Spooks is a 1930 animated short subject produced by Walter Lantz and stars Oswald the Lucky Rabbit.

==Plot==
First glimpsed stalking through a cemetery, a phantom is seen, wearing a hat, mask and coat (who, being magical, will later be shown to be able to fly as well as pass through small openings).

While travelling through the air, the phantom finds a studio where actors are making auditions while others are doing rehearsals. As he enters, he sees a female cat weeping. The phantom approaches her and asks why she is crying. Speaking unintelligibly, the cat tells him she desperately wants to sing at the audition and possibly make it to concerts. Her tongue however is knotted, thus she can not say even a simple word. Feeling sorry for the cat and falling in love with her, the phantom decides to help out.

To assist his love interest, the phantom places a phonograph in the cat's skirt so she may lip sync as a record plays a song. The cat sets foot on the audition stage and performs her act, although it isn't a smooth one. The record repeats a line many times and slows down, but the studio staff watching don't seem to mind. When the record stops in the middle of the song, the phantom secretly comes to her aid and turns the phonograph's cluster.

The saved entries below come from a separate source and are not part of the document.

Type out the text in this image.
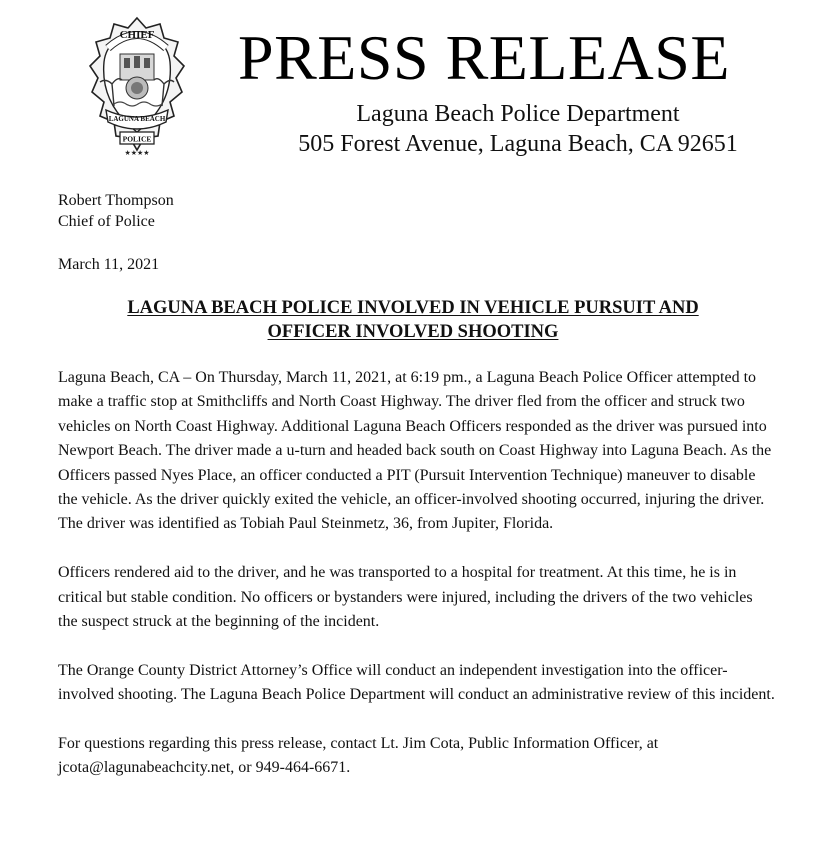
★★★★
CHIEF
LAGUNA BEACH
POLICE
PRESS RELEASE
Laguna Beach Police Department
505 Forest Avenue, Laguna Beach, CA 92651
Robert Thompson
Chief of Police
March 11, 2021
LAGUNA BEACH POLICE INVOLVED IN VEHICLE PURSUIT AND
OFFICER INVOLVED SHOOTING

Laguna Beach, CA – On Thursday, March 11, 2021, at 6:19 pm., a Laguna Beach Police Officer attempted to make a traffic stop at Smithcliffs and North Coast Highway. The driver fled from the officer and struck two vehicles on North Coast Highway. Additional Laguna Beach Officers responded as the driver was pursued into Newport Beach. The driver made a u-turn and headed back south on Coast Highway into Laguna Beach. As the Officers passed Nyes Place, an officer conducted a PIT (Pursuit Intervention Technique) maneuver to disable the vehicle. As the driver quickly exited the vehicle, an officer-involved shooting occurred, injuring the driver. The driver was identified as Tobiah Paul Steinmetz, 36, from Jupiter, Florida.

Officers rendered aid to the driver, and he was transported to a hospital for treatment. At this time, he is in critical but stable condition. No officers or bystanders were injured, including the drivers of the two vehicles the suspect struck at the beginning of the incident.

The Orange County District Attorney’s Office will conduct an independent investigation into the officer-involved shooting. The Laguna Beach Police Department will conduct an administrative review of this incident.

For questions regarding this press release, contact Lt. Jim Cota, Public Information Officer, at jcota@lagunabeachcity.net, or 949-464-6671.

The song continues and the cat 'sings' again. She manages to do well on the final lines, to the delight of those attending.

As the cat happily gets down from the stage, the overjoyed phantom decides to congratulate her with an embrace. Much to the phantom's surprise, however, the cat sidesteps him and walks to another guy standing behind. The other guy is none other than Oswald the Lucky Rabbit. Feeling insulted, the phantom grabs the cat and takes her to a secret room within the studio.

Upon reaching his secret place, the phantom decides to play the organ of the room. As he plays, he advises the cat not to take off his mask. Curious of why she should not, the cat opts to do so as she tiptoes towards the phantom. As she removes the mask of her captive, the cat is surprised to find out that the phantom's face has no skin or flesh, and is therefore a skeleton in garments. Oswald somehow manages to locate the secret room and knocks on the door loudly. Disturbed by the noise, the phantom leaves the cat inside and decides to confront the rabbit.

Seeing the phantom fly toward him, Oswald runs away as quickly as he can. On his getaway, Oswald stumbles and falls into a hole. On landing upon the bottom floor, the rabbit is bumped by a few large lizards that pass by. Oswald then thinks his troubles are over, but more still await as the phantom follows him there.

Instead of tormenting the rabbit, the phantom chooses to just ask a riddle. He asks "What does a chicken say when it lays a square egg?" Not sure of an answer, Oswald gives up and admits to not having any idea. The phantom then slaps Oswald in the face, causing the rabbit to say "Ouch!" The warlock also discloses to Oswald that "Ouch!" was the answer and he elatedly disappears. From then on, nobody sees the phantom again.

==Availability==
The short is available on The Woody Woodpecker and Friends Classic Cartoon Collection DVD box set.